Depuis quelques années, le cinéma d’Olivier Assayas s’est construit autour d’un binôme a priori antagoniste. D’un côté, le rock (ses captations de concerts de Sonic Youth ou, plus récemment, de spectacles de Preljocaj), le SM, la mondialisation, la drogue, le jetlag, les nouvelles images, quelque chose de cyberpunk – de Demonlover à Boarding gate, en passant par Clean. De l’autre, plus calmement, le patrimoine, la France française, le prix de l’art, la quête d’un romanesque strictement hexagonal, de Fin août, début septembre à L’Heure d’été, en passant par Les Destinées sentimentales. Unis par une admiration pour le cinéma chinois (Hou Hsiao-hsien surtout, dont la « touche » est constamment en ligne de mire), ces deux horizons cohabitent plus intimement qu’il ne semble, car Assayas, quelque soit le siècle qu’il explore, s’intéresse à un état flottant des choses, aux lieux de transit, aux passages (passage d’un fuseau horaire à un autre, transferts de fonds et d’images dans le capitalisme mondialisé, etc.). Le thème du passage, dans L’Heure d’été, est pris en charge d’une manière très simple par le biais de la question (lourde au demeurant) de l’héritage.
L’Heure d’été, donc : une famille est réunie dans une grande et belle maison de la banlieue parisienne. Une mère (Edith Scob), ses trois enfants (Charles Berling, Juliette Binoche, Jérémy Renier), et la mémoire d’un grand oncle, peintre et collectionneur d’objets d’art déco. Après la mort de la mère, la question de l’héritage se pose ardemment autour de la maison et de la collection : les vendre ou pas ? Beau thème, celui de la maison qu’il faut quitter, cette petite tragédie intime, cette blessure d’enfance qui nous poursuit, des années après. Le problème, c’est que cela n’intéresse pas Assayas. Ce qui l’intéresse, dans la maison, c’est la collection d’oeuvres d’art. Et surtout : combien ça coûte. Ce n’est pas innocent, car le film non seulement passe à côté d’un beau thème, mais surtout révèle quelque chose de ce cinéma, tel qu’il s’agrippe aux effets d’art, aux signatures, à la valeur (financière) des objets. Les oeuvres, comme la présence de Kyle Eastwood (fils de) dans le rôle du copain de Juliette Binoche, comme les baskets Puma que fabrique Jérémy Renier en Chine, sont des marques. Assayas en observe le passage de la collection privée au musée, du privé au patrimonial.

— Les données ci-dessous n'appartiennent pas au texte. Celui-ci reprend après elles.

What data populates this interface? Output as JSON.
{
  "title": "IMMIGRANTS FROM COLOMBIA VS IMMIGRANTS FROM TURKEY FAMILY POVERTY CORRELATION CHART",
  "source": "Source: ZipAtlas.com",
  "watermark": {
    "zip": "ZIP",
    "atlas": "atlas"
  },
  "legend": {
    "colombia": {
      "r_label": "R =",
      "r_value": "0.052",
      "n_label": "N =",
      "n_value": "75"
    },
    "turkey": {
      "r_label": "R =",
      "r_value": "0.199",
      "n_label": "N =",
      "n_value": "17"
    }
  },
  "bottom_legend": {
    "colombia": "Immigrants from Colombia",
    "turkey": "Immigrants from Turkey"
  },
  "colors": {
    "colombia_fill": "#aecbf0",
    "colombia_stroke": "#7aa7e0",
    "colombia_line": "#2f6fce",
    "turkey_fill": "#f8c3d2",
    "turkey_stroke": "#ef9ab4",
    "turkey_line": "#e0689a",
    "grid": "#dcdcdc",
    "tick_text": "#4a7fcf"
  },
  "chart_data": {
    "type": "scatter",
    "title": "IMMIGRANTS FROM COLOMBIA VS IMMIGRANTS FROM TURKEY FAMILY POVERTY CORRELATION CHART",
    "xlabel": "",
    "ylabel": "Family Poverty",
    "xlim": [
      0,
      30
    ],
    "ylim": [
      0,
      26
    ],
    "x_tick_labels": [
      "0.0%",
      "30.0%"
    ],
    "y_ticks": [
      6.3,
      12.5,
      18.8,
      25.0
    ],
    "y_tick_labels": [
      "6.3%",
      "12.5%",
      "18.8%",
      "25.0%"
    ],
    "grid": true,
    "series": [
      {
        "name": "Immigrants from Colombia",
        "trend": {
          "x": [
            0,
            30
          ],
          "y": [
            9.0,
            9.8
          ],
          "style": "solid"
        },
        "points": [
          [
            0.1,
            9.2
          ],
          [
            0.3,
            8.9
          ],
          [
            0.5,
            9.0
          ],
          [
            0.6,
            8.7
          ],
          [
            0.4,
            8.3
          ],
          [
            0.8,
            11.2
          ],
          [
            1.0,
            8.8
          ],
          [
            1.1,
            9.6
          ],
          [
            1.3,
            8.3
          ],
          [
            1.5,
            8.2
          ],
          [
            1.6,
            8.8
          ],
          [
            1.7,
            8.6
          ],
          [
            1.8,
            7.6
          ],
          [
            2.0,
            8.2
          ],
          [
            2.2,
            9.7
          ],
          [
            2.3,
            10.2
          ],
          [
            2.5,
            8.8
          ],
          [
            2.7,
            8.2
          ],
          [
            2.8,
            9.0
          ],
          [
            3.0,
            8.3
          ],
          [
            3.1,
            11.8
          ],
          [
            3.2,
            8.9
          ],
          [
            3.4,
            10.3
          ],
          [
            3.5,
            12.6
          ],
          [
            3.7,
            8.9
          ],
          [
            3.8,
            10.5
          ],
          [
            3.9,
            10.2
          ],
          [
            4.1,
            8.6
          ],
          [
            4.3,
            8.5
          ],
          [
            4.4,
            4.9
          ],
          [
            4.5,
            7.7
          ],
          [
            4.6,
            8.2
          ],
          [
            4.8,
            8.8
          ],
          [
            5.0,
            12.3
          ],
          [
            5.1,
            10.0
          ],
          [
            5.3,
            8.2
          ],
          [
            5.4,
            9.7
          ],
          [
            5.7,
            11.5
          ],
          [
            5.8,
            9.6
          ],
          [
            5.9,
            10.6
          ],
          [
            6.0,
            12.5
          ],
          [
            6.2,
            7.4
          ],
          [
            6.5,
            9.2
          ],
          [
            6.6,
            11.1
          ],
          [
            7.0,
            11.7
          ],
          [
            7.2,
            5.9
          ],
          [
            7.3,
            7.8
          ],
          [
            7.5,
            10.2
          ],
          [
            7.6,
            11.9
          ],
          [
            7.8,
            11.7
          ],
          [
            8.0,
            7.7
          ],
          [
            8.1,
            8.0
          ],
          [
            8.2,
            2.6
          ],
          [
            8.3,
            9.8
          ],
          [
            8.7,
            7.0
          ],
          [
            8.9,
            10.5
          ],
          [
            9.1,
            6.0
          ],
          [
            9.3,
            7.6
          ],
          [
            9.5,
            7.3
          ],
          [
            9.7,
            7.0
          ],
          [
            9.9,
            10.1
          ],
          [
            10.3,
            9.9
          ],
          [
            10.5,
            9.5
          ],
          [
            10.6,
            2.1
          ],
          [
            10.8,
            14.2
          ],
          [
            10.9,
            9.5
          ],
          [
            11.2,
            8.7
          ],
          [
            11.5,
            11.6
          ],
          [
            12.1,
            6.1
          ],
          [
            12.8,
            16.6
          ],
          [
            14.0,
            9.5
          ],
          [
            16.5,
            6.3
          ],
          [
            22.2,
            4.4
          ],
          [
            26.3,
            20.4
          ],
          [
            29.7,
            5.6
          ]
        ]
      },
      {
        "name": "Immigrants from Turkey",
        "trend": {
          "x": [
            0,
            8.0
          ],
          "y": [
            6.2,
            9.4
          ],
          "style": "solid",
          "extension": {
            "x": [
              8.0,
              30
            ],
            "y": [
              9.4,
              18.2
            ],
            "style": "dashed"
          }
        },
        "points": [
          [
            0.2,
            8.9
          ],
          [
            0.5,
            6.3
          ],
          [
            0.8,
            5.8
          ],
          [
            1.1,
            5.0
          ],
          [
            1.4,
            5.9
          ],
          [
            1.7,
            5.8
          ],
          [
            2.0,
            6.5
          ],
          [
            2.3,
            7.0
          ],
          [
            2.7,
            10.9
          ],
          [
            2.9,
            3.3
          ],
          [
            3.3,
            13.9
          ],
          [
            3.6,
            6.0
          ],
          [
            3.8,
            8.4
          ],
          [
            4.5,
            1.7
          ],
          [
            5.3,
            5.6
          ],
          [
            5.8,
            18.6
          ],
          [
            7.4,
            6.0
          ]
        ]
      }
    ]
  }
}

Mais de passage il n’y a pas vraiment : figés dans leur étiquette, dans leur désignation comme oeuvres d’art, celles-ci ne bougent pas. Figées, comme le fou rire absolument faux, complètement forcé de deux personnages qui clôt une séquence – il y a dans le film une raideur de l’interprétation qui confine à la gêne (il suffit de comparer les prestations de Juliette Binoche ici et dans Le Voyage du ballon rouge, dernier film en date du maître d’Assayas, Hou Hsiao-hsien). Rien ne bouge, vraiment ? Si, en fait : la collection change de lieu, de la maison au musée, après avoir été dûment évaluée, expertisée. C’est une manière d’accommodement dont le film ne se plaint pas, calqué qu’il est sur l’atonie de ses personnages, détachés ou désabusés, acceptant, de bonne grâce ou l’oeil éteint, le changement de régime. Restant à la petite hauteur de leur point de vue, dans un spectre étriqué allant du dépit souriant au désintérêt, le film s’interdit toute intervention, toute profanation, aucun mouvement – nul coup de pied dans la fourmilière, mais un simple ajustement de tout avec tout. Et qu’un personnage innocent, hors du coup, confonde la valeur d’art et la valeur d’usage d’un objet (un vase), cela ne suffit pas, pardon, à introduire dans ce jeu triste et un peu médiocre des petits arrangements (avec la modernité, l’art, les signatures, en un mot : l’héritage) ne serait-ce que l’once d’un décalage, le soupçon d’un pas de côté. Cela n’y suffit pas, non plus que l’éprouvant remake de L’Eau froide, avec des djeuns qui dansent dans la maison, qui clôt ce film calé, ajusté, en phase avec lui-même, terriblement immobile.